Tiny plane research that could save lives

Imagine an aircraft small enough to fit in the palm of your hand, yet able to fly into damaged buildings to search for survivors or on to battlefields to detect toxic chemicals. The idea is being researched with help from funding by Darpa, the US defence agency for advanced research projects, under the new Micro […]

Imagine an aircraft small enough to fit in the palm of your hand, yet able to fly into damaged buildings to search for survivors or on to battlefields to detect toxic chemicals.

The idea is being researched with help from funding by Darpa, the US defence agency for advanced research projects, under the new Micro Air Vehicles research programme.

Engineers at the Georgia Technology Research Institute, Atlanta, are looking at innovative control methods that can be applied to flying vehicles of such small size.

Conventional techniques for controlling flight direction, such as motors and hydraulic actuators that move the wing and tail fins, cannot be scaled down.

Dr Sam Blankenship, coordinator of GTRI’s MicroFlyer programme, says designers may need to study birds and insects for information.

The specification is for a wing span of 150mm and an upper weight limit of 50g for the vehicle and its payload.

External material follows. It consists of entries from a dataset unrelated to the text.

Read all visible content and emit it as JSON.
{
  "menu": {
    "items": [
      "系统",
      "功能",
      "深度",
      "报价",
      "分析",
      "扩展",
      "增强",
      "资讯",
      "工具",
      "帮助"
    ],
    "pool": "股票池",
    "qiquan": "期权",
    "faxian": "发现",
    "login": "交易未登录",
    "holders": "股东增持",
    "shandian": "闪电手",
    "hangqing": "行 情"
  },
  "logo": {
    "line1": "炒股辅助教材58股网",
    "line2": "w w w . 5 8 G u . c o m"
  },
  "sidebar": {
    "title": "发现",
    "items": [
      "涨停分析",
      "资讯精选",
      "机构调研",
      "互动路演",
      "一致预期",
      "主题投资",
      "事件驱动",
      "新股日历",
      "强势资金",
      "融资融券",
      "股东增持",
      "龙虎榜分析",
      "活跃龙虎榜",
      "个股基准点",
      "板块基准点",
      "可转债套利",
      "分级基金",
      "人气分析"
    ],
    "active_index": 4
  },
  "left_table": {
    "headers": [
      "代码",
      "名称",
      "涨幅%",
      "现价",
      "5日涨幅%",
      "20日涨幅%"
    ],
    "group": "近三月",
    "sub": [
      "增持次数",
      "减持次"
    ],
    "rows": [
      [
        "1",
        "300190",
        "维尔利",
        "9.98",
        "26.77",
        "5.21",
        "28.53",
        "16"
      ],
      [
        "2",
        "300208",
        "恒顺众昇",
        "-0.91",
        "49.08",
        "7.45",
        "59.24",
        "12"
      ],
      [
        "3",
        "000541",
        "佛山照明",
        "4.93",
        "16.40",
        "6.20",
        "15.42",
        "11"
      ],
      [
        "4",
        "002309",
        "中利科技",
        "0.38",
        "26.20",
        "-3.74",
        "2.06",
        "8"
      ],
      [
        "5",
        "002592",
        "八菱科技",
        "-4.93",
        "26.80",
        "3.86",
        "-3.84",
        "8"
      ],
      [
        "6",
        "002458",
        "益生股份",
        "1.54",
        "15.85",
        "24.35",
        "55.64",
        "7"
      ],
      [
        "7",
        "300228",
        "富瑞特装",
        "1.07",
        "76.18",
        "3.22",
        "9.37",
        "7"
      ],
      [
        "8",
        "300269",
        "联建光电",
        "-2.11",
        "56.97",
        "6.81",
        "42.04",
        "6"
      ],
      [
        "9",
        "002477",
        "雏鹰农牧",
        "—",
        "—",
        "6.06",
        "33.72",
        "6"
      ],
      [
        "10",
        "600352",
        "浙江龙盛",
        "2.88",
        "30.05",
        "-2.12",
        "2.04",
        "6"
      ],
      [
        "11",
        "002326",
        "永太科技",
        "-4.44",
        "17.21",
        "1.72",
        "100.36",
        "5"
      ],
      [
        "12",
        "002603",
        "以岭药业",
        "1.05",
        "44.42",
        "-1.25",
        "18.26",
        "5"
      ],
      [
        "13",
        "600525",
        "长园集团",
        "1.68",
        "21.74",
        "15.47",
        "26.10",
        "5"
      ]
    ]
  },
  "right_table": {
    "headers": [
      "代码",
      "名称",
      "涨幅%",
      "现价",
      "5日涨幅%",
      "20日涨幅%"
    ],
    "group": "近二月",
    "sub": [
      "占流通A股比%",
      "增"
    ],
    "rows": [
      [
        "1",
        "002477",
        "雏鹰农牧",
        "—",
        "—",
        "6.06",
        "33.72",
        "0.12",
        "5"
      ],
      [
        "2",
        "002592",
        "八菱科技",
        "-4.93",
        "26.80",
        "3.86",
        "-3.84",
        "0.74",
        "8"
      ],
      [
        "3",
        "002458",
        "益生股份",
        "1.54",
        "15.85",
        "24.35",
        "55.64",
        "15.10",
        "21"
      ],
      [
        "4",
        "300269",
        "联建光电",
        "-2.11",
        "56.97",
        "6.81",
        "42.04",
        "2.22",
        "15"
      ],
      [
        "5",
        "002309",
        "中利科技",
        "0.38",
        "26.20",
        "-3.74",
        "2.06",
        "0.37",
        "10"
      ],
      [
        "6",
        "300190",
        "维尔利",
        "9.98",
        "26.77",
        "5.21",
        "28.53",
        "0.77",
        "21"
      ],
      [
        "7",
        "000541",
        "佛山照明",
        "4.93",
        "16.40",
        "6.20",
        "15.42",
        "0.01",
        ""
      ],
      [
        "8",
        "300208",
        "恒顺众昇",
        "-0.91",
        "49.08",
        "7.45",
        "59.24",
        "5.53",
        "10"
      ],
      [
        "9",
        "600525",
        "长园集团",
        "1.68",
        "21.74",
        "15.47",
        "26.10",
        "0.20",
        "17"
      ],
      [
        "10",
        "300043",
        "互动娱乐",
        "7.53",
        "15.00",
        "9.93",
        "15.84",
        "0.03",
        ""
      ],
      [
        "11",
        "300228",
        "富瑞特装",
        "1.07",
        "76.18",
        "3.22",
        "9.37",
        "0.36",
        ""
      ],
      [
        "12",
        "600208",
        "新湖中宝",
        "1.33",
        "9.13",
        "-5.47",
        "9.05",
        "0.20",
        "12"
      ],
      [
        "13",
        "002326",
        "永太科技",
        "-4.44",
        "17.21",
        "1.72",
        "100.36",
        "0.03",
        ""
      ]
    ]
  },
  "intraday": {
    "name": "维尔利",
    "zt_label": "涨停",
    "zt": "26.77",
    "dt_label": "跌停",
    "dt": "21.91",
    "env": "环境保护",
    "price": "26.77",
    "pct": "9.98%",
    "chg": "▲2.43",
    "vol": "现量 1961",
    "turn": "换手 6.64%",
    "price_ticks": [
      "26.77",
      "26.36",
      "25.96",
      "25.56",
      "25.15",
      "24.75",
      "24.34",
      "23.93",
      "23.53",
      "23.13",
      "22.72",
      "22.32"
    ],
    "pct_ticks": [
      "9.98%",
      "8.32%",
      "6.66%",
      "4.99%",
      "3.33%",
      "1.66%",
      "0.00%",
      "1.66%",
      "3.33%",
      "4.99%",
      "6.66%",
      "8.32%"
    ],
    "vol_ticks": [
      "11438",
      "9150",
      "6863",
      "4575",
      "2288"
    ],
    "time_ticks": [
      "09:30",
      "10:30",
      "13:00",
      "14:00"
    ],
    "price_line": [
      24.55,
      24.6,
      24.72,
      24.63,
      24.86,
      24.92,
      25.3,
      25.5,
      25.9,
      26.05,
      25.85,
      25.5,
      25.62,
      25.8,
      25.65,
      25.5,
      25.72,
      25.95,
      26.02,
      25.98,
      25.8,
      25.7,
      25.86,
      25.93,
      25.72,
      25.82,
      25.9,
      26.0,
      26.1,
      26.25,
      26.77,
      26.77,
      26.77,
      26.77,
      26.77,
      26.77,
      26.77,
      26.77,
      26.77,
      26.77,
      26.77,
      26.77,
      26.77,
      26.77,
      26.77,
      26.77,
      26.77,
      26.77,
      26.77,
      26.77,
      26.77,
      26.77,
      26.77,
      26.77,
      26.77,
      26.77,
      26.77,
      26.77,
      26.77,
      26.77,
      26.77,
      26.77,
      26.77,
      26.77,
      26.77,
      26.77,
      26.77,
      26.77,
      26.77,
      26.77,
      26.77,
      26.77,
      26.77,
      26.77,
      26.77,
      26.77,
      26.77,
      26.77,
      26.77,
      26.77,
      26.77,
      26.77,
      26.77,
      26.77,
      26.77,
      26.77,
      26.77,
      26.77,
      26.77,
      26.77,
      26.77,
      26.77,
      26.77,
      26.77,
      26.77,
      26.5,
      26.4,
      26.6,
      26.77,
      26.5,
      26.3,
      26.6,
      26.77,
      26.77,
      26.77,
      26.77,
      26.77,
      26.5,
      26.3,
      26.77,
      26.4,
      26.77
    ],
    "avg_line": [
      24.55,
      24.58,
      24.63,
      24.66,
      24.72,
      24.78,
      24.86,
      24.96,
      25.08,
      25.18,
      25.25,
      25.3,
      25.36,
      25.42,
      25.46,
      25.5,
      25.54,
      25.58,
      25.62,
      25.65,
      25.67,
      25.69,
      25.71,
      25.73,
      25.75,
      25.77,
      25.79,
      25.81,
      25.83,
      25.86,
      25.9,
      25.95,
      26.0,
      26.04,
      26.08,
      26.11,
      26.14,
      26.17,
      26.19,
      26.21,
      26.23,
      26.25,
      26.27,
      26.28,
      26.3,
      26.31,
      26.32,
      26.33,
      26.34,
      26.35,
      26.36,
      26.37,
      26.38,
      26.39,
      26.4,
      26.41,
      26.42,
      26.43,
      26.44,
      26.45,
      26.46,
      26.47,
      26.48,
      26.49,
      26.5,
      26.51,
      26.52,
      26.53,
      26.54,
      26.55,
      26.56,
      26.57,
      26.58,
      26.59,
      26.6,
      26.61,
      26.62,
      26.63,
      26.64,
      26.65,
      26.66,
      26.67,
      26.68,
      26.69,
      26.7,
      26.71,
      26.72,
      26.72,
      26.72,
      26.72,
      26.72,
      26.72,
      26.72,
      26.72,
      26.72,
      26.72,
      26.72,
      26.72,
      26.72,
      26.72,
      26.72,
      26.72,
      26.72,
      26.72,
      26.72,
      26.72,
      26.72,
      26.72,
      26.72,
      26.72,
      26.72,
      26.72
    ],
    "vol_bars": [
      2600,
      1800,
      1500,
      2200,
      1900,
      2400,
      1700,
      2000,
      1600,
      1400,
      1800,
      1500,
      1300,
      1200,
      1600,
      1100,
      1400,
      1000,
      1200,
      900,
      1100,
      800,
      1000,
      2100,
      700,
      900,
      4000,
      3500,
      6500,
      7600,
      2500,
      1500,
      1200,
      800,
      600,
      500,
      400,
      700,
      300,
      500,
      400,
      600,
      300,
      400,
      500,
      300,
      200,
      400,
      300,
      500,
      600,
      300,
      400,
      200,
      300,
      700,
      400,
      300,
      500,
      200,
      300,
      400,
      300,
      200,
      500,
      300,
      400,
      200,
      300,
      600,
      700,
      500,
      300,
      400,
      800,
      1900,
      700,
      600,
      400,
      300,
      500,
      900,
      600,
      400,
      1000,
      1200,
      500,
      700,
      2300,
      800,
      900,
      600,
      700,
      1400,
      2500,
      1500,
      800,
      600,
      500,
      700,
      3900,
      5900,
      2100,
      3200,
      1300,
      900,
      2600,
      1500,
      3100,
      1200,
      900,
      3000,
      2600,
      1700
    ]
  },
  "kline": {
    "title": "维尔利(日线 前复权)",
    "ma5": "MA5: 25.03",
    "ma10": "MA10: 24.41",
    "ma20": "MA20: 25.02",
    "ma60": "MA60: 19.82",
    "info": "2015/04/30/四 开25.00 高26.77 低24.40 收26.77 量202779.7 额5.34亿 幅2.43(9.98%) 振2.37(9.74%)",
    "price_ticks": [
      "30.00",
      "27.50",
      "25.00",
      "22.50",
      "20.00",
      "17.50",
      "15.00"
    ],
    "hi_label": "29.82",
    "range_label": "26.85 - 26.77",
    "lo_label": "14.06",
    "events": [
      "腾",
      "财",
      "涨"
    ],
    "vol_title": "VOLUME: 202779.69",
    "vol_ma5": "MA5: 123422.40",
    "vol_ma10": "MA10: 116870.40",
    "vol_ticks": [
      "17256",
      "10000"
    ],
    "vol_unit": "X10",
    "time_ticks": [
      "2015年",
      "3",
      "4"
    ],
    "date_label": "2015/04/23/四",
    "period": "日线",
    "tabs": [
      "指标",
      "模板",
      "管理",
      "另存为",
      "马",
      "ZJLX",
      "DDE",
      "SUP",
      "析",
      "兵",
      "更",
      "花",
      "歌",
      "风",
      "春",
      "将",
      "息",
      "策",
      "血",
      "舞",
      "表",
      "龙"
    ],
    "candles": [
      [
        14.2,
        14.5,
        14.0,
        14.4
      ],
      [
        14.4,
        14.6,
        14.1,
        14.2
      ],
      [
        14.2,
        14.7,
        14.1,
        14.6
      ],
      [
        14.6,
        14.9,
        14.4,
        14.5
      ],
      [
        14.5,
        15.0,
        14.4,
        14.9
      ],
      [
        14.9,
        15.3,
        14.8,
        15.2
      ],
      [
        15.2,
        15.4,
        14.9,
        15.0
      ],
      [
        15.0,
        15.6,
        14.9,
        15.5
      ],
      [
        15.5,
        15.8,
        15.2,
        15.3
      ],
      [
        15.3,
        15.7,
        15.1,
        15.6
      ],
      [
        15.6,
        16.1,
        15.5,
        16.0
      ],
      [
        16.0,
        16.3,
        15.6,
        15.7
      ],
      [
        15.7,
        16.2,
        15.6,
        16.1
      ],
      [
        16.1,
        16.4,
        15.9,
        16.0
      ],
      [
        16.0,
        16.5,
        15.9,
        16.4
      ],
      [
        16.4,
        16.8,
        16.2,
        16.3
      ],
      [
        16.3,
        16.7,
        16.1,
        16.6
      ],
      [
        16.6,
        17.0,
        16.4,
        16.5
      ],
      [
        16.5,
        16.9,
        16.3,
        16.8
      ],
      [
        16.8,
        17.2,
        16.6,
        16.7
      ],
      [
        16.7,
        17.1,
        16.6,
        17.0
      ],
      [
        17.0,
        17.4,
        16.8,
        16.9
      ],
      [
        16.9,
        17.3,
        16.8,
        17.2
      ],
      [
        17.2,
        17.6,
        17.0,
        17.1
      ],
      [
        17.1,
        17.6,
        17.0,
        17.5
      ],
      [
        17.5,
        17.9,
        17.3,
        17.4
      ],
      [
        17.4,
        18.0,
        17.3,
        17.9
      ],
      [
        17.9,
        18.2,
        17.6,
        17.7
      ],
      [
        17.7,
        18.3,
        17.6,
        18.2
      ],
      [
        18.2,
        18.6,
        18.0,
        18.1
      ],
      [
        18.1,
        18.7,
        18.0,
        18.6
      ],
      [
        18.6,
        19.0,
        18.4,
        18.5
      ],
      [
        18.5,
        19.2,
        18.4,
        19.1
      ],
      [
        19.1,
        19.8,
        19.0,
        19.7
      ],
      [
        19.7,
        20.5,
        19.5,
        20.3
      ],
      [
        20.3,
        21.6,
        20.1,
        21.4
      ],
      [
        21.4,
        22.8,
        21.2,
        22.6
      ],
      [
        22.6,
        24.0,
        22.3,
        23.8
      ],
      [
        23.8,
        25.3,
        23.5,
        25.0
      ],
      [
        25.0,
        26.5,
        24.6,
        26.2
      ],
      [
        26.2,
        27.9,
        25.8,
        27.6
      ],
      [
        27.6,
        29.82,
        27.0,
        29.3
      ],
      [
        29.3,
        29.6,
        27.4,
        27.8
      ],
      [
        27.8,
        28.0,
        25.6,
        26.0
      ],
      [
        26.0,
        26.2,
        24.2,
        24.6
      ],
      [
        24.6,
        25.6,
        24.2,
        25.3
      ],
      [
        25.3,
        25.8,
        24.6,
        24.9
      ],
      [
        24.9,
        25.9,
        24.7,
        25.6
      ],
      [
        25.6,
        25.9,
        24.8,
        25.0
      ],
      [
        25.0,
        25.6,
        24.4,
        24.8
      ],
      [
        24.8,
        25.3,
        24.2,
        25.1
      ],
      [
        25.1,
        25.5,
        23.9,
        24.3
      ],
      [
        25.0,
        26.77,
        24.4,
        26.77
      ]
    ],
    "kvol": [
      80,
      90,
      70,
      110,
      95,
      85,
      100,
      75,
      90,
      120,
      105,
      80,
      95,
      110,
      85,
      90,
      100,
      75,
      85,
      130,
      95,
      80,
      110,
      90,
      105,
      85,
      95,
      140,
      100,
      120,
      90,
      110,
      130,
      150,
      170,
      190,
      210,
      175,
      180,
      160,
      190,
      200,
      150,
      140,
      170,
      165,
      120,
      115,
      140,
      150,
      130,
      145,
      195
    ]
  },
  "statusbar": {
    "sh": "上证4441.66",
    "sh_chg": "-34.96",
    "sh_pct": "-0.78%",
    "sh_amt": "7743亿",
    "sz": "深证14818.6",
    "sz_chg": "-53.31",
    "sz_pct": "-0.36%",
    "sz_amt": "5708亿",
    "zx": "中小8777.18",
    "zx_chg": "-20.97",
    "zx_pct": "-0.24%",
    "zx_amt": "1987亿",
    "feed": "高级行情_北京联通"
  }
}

Cost is a vital part of the equation. An upper price of $1,000 takes into account the disposable nature of the vehicles – they may need to be destroyed if contaminated from hazardous substances while on a fact-finding mission.

It is not just the scaling of aerodynamic principles at issue. Relatively severe weight restrictions require new types of flight controls, power sources, propulsion systems and avionics.

At GTRI, research engineer Robert Roglin is looking at ways to control aircraft lift by harnessing the bellows effect of piezoelectric sensor technology that enables a device to deform physically when triggered by an electrical actuator.

Roglin’s work, embracing propulsion concepts, is one of a number of projects. Others include the development of tiny jet turbine engines, pulse jets and ducted fans.

Batteries, guidance and navigation systems and tiny payloads such as TV cameras and sniffers are also being investigated, as are safety aspects such as the effect on humans who come into contact with rotor blades.

Multiple function chips that integrate image acquisition, processing and data compression are well into development. And integration, necessary to keep the parts count and space to a minimum, is being extended to complex on-chip sensor systems covering optical, chemical and biological functions.

`We are not sure what will turn out to be the most difficult challenge,’ says Blakenship. But he is certain that only companies with broad interdisciplinary skills will be capable of developing these tiny airborne wonders.